Quanto a Hugo Santos Ferreira, da APPII, está a aguardar. "Resta-nos esperar para perceber como vão ser executados os fundos, mas, como referi, só conseguiremos solucionar de forma plena o problema de acesso à habitação que vivemos no nosso país, se contarmos com os privados", sublinha, prosseguindo: "Eles terão a capacidade, com o contexto adequado, de ser parte da solução e de construir mais casas acessíveis a todos os portugueses."

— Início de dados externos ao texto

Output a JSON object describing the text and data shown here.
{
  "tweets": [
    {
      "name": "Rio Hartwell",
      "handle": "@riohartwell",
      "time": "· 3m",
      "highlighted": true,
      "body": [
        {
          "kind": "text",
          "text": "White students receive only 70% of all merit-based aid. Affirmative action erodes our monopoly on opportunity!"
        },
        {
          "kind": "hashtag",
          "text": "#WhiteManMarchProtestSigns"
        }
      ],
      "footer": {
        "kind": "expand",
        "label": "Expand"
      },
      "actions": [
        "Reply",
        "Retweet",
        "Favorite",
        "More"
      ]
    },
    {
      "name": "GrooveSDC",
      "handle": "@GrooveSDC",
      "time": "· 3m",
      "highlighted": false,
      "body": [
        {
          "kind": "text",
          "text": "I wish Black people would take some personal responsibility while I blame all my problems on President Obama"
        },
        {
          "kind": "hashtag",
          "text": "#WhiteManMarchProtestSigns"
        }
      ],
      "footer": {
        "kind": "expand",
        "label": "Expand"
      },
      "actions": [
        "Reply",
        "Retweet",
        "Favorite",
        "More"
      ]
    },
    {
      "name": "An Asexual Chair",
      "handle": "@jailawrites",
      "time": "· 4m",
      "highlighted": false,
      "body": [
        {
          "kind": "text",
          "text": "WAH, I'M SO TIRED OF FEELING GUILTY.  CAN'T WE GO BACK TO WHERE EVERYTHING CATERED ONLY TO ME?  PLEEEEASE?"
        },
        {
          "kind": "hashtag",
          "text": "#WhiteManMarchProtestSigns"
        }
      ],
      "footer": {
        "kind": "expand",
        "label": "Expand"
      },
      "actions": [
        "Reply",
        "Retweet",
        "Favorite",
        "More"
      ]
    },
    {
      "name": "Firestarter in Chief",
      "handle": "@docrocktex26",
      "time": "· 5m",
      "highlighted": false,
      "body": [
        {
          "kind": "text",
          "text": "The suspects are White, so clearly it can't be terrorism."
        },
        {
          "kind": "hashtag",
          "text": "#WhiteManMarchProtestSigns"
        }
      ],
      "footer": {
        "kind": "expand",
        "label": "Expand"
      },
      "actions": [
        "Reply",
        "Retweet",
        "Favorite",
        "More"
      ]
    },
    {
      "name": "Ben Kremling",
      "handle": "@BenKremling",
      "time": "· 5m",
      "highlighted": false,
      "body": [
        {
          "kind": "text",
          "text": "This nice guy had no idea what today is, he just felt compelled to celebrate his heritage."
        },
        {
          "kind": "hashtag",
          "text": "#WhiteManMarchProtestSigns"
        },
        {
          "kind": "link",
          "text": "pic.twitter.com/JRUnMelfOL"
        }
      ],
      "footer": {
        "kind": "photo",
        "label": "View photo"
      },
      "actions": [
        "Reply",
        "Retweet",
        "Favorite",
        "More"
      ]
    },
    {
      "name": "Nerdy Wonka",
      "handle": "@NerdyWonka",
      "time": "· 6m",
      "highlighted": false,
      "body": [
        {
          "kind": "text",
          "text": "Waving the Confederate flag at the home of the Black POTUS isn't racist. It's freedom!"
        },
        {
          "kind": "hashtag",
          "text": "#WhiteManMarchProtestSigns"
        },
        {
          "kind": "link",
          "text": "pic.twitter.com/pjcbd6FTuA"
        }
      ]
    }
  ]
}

Estão as empresas imobiliárias em risco?
A incerteza que se vive no atual mercado imobiliário poderá deixar dúvidas sobre o futuro deste setor. Assim, questiona-se: será que esta volatilidade põe em risco as empresas imobiliárias?
"Sim, absolutamente!", responde Hugo Santos Ferreira, presidente da Associação Portuguesa de Promotores e Investidores Imobiliários (APPII). Segundo o responsável desta associação, neste momento, em termos de investimento imobiliário, e após o anúncio do Pacote Mais Habitação "houve claramente um recuo". "Os investidores perderam a confiança de investir em Portugal, o que tem vindo a contrair a atividade das empresas deste setor. De salientar que no último ano sentimos um abrandamento do mercado imobiliário, houve menos transações, com enfoque em particular no último trimestre." Hugo Santos Ferreira aponta um ligeiro abrandamento do lado da procura, o que não significa que "as pessoas tenham deixado de necessitar de uma casa para morar, simplesmente, não as encontram a preços que possam pagar". "Isto porque com a subida dos juros houve uma franja da população que deixou de conseguir ter meios para pedir ou suportar empréstimos e que se deslocou para o mercado de arrendamento, criando ainda mais pressão. Tal facto vai naturalmente impactar negativamente as empresas do setor", afiança.
Por sua vez, Paulo Caiado, presidente da Associação dos Profissionais e Empresas de Mediação Imobiliária de Portugal (APEMIP), diz que o mercado imobiliário é caracterizado "pela sua estabilidade e é possível perceber isto numa simples análise histórica dos últimos 70 anos, na qual apenas em dois momentos – abril de 1974 e em 2010 – registaram uma redução transversal e generalizada dos valores das casas".
Para Paulo Caiado, o mercado imobiliário é "um dos mais estáveis que existem e essa estabilidade é em grande parte responsável pela valorização dos imóveis". Porém é imperativo que "as empresas imobiliárias se profissionalizem cada vez mais para enfrentar os desafios do mercado" e seria fundamental que "a legislação acompanhasse esse imperativo".